After 13 weeks of pregnancy: Contact your healthcare provider or go to the emergency room right away if you experience
- all of the symptoms listed above
- fluid leak (your water may have broken)
- severe abdominal or back pain (similar to contractions).
How is the management of miscarriages evolving?
Unfortunately, political interference has had a significant impact on safe and effective miscarriage care:
- Some states have banned a procedure used to treat second-trimester miscarriages. Called dilation and evacuation (D&E), this procedure removes pregnancy tissue through the cervix without making any incisions. A D&E can be lifesaving in cases where heavy bleeding or infection complicates a miscarriage.

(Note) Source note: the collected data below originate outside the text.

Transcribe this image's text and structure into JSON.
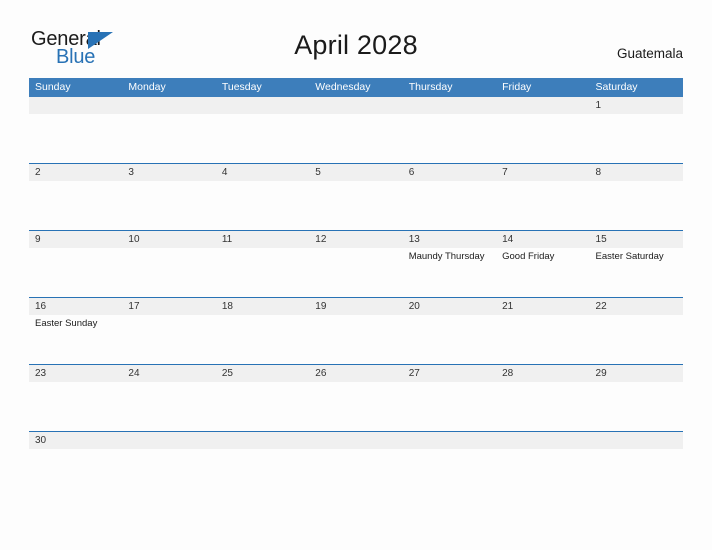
{
  "logo": {
    "word_one": "General",
    "word_two": "Blue",
    "triangle_icon": "triangle-icon",
    "accent_color": "#2872b5"
  },
  "header": {
    "title": "April 2028",
    "country": "Guatemala"
  },
  "calendar": {
    "header_color": "#3d7ebb",
    "separator_color": "#2872b5",
    "daynum_band_color": "#f0f0f0",
    "weekdays": [
      "Sunday",
      "Monday",
      "Tuesday",
      "Wednesday",
      "Thursday",
      "Friday",
      "Saturday"
    ],
    "weeks": [
      {
        "days": [
          {
            "num": "",
            "event": ""
          },
          {
            "num": "",
            "event": ""
          },
          {
            "num": "",
            "event": ""
          },
          {
            "num": "",
            "event": ""
          },
          {
            "num": "",
            "event": ""
          },
          {
            "num": "",
            "event": ""
          },
          {
            "num": "1",
            "event": ""
          }
        ]
      },
      {
        "days": [
          {
            "num": "2",
            "event": ""
          },
          {
            "num": "3",
            "event": ""
          },
          {
            "num": "4",
            "event": ""
          },
          {
            "num": "5",
            "event": ""
          },
          {
            "num": "6",
            "event": ""
          },
          {
            "num": "7",
            "event": ""
          },
          {
            "num": "8",
            "event": ""
          }
        ]
      },
      {
        "days": [
          {
            "num": "9",
            "event": ""
          },
          {
            "num": "10",
            "event": ""
          },
          {
            "num": "11",
            "event": ""
          },
          {
            "num": "12",
            "event": ""
          },
          {
            "num": "13",
            "event": "Maundy Thursday"
          },
          {
            "num": "14",
            "event": "Good Friday"
          },
          {
            "num": "15",
            "event": "Easter Saturday"
          }
        ]
      },
      {
        "days": [
          {
            "num": "16",
            "event": "Easter Sunday"
          },
          {
            "num": "17",
            "event": ""
          },
          {
            "num": "18",
            "event": ""
          },
          {
            "num": "19",
            "event": ""
          },
          {
            "num": "20",
            "event": ""
          },
          {
            "num": "21",
            "event": ""
          },
          {
            "num": "22",
            "event": ""
          }
        ]
      },
      {
        "days": [
          {
            "num": "23",
            "event": ""
          },
          {
            "num": "24",
            "event": ""
          },
          {
            "num": "25",
            "event": ""
          },
          {
            "num": "26",
            "event": ""
          },
          {
            "num": "27",
            "event": ""
          },
          {
            "num": "28",
            "event": ""
          },
          {
            "num": "29",
            "event": ""
          }
        ]
      },
      {
        "days": [
          {
            "num": "30",
            "event": ""
          },
          {
            "num": "",
            "event": ""
          },
          {
            "num": "",
            "event": ""
          },
          {
            "num": "",
            "event": ""
          },
          {
            "num": "",
            "event": ""
          },
          {
            "num": "",
            "event": ""
          },
          {
            "num": "",
            "event": ""
          }
        ]
      }
    ]
  }
}
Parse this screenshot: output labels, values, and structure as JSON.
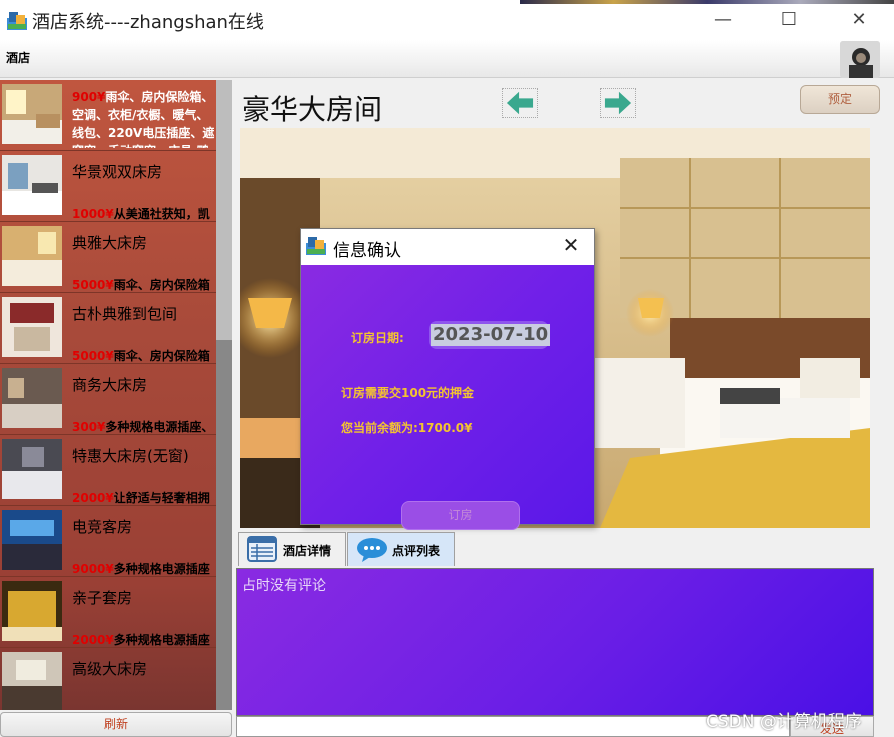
{
  "window": {
    "title": "酒店系统----zhangshan在线",
    "min_glyph": "—",
    "max_glyph": "☐",
    "close_glyph": "✕"
  },
  "menu": {
    "hotel": "酒店"
  },
  "room_list": {
    "items": [
      {
        "name": "",
        "price": "900¥",
        "desc": "雨伞、房内保险箱、空调、衣柜/衣橱、暖气、线包、220V电压插座、遮窗帘、手动窗帘、床具:鸭"
      },
      {
        "name": "华景观双床房",
        "price": "1000¥",
        "desc": "从美通社获知，凯"
      },
      {
        "name": "典雅大床房",
        "price": "5000¥",
        "desc": "雨伞、房内保险箱"
      },
      {
        "name": "古朴典雅到包间",
        "price": "5000¥",
        "desc": "雨伞、房内保险箱"
      },
      {
        "name": "商务大床房",
        "price": "300¥",
        "desc": "多种规格电源插座、"
      },
      {
        "name": "特惠大床房(无窗)",
        "price": "2000¥",
        "desc": "让舒适与轻奢相拥"
      },
      {
        "name": "电竞客房",
        "price": "9000¥",
        "desc": "多种规格电源插座"
      },
      {
        "name": "亲子套房",
        "price": "2000¥",
        "desc": "多种规格电源插座"
      },
      {
        "name": "高级大床房",
        "price": "",
        "desc": ""
      }
    ],
    "refresh_label": "刷新"
  },
  "detail": {
    "room_title": "豪华大房间",
    "book_label": "预定"
  },
  "dialog": {
    "title": "信息确认",
    "close_glyph": "✕",
    "date_label": "订房日期:",
    "date_value": "2023-07-10",
    "deposit_note": "订房需要交100元的押金",
    "balance_note": "您当前余额为:1700.0¥",
    "book_label": "订房"
  },
  "tabs": [
    {
      "label": "酒店详情"
    },
    {
      "label": "点评列表"
    }
  ],
  "reviews": {
    "empty_text": "占时没有评论",
    "send_label": "发送"
  },
  "watermark": "CSDN @计算机程序",
  "colors": {
    "list_bg": "#a84a3a",
    "price_red": "#e00000",
    "dialog_purple": "#7020e8",
    "note_yellow": "#f4c430",
    "arrow_teal": "#3aa88e"
  }
}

- Federal and state lawsuits, or laws banning or seeking to ban mifepristone for abortion care, directly limit access to a safe and effective medication approved for miscarriage care. This could affect miscarriage care nationwide.
- Many laws and lawsuits that interfere with miscarriage care provide a life-saving exception for a pregnant patient. However, complications from a miscarriage can develop unexpectedly and worsen quickly, making it difficult to ensure that people receive prompt care in life-threatening situations.
- States that ban or restrict abortion are less likely to have physicians trained to perform a full range of miscarriage care procedures. Additionally, clinicians-in-training, such as medical residents and medical students, may never learn to perform a potentially life-saving procedure.
Ultimately, legislation or court rulings that prohibit or restrict abortion care will reduce the ability of doctors and nurses to provide the highest quality miscarriage care. We can help by asking our legislators not to pass laws that prevent people from getting reproductive health care, such as restricting medications and procedures for abortion and miscarriage care.